By increasing the hemodynamic load, the risk of dissection simultaneously grows. Sometimes wall stress increases in such an extent that the wall stress reaches the wall strength. Afterwards, aortic wall dissection takes place [19]. The ascending thoracic aorta is the gate of high-pressure blood entrance. Hence, ascending thoracic aorta wall is highly prone to dilation and rupture especially in an aneurysm. In this area, a great struggle has been dedicated by Pasta et al. in order to simulate ATAA [20]. They compared two ATAAs which were caused by the bicuspid aortic valve (BAV) and tricuspid aortic valve (TAV). Different hemodynamic patterns were observed in BAV and TAV. Through stress distribution they found that aortic dissection may occur above sinotubular junction [20]. In another study, a little segment of ATAA was simulated by its images. The different material properties which were obtained from patients’ samples were allocated from different sides of ATAA. As a result, the left side was stiffer than the right, anterior, and posterior sides. Furthermore, the pick stress was observed in both left and right regions. By considering the short length of simulated ATAA sample, it probably casts doubt on the study’s results, as blood flow was not developed properly, and perhaps the stress distribution was not as satisfactory as possible [21]. Krishnan et al. used different approaches to determine stress distribution and material properties [22]. The finite element (FE) model was generated by CT scan images from ATAA in zero pressure. Then, the presumed material property was assigned to ATAA wall in ABAQUS software. After imposing blood pressure, the obtained deformation was compared with MRI measured strain [22]. In another effort, wall stress and rupture possibility were analyzed in ATAA which was caused by the bovine aortic arch (BAA) and BAV by using FE model. In conclusion, no correlation was found between BAA, BAV and ATAA [23].

In fact, in two decades, noticeable progression in technology has broadened our horizon about human aorta and aortic aneurysms. Despite the fact that a great number of studies on AAAs has been performed in recent years [17], there are only a publications about simulation of ATAAs. In particular, there is no simulation of ATAA with the ground of MFS.

The aim of this study was to simulate a realistic three-dimensional model of an aorta suffering from MFS in both assumptions of elastic and hyperelastic materials for the tissue using fluid-structure interaction (FSI). The hyperelastic Mooney-Rivlin constants are derived using uniaxial tensile tests.

Fig. 1.

The uniaxial machine test (a), digital caliper (b) and the MFS tissue under tensile load from different views (c, d).

2. Method

2.1. Model and geometry

The aorta lumen is obtained by Computed Tomography Angiography (CTA) scan images from a patient with ATAA as a result of MFS at Tehran Heart Center (THC). Each slice has the length and width of 260 mm with a thickness of 0.6 mm.

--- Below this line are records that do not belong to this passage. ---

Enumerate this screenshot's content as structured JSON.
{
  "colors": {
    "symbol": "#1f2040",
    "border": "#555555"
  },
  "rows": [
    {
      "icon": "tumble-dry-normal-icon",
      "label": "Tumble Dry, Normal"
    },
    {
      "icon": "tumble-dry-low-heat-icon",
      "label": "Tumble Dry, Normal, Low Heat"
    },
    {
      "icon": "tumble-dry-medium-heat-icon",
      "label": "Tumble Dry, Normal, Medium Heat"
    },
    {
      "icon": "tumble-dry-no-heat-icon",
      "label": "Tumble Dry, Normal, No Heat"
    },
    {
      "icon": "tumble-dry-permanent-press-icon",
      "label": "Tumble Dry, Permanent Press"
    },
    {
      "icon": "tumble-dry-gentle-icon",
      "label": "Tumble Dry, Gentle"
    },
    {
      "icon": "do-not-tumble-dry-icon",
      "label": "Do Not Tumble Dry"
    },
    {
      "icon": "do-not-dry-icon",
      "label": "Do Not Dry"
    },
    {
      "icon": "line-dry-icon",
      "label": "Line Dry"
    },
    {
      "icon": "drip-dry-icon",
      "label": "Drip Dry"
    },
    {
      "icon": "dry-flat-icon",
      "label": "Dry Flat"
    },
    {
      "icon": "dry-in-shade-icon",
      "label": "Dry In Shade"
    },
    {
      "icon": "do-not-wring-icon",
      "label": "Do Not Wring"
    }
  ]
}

All materials removal and patients’ CTA data are used with the permission of the donator under the ethical rules of the Tehran University of Medical Sciences (TUMS) based on the 2008 Declaration of Helsinki.

The realistic geometry of the aorta with MFS is constructed using MIMICS and then the model is imported into the Comsol Multiphysics for FE modeling. Aorta thickness is measured precisely using a digital caliper with a resolution of 0.01 ± 0.005 mm (Insize, Vienna, Austria).

2.2. Materials and boundary conditions

The model is solved with two assumptions of linear elastic and hyperelastic materials for the aortic tissue and Newtonian-viscous fluid for the blood. The Mooney-Rivlin method with five constants is implemented to solve the problem in the case of hyperelastic assumption. The constants for the hyperelastic equation are derived using experimental test. Experimental tests are done by a uniaxial tensile test machine (Shimadzu, AG-Xplus SC, Precision Universal Tester, Kyoto, Japan) [7]. A rough sand paper is used between the grips of the machine to avoid tissue slippage during the test. The samples in a strip form mounted on the testing machine, and their length (30 + 3 mm) and width (10 + 1 mm) are measured accordingly [7]. Figure 1 shows the uniaxial machine test, digital caliper and the MFS tissue under tensile load [7].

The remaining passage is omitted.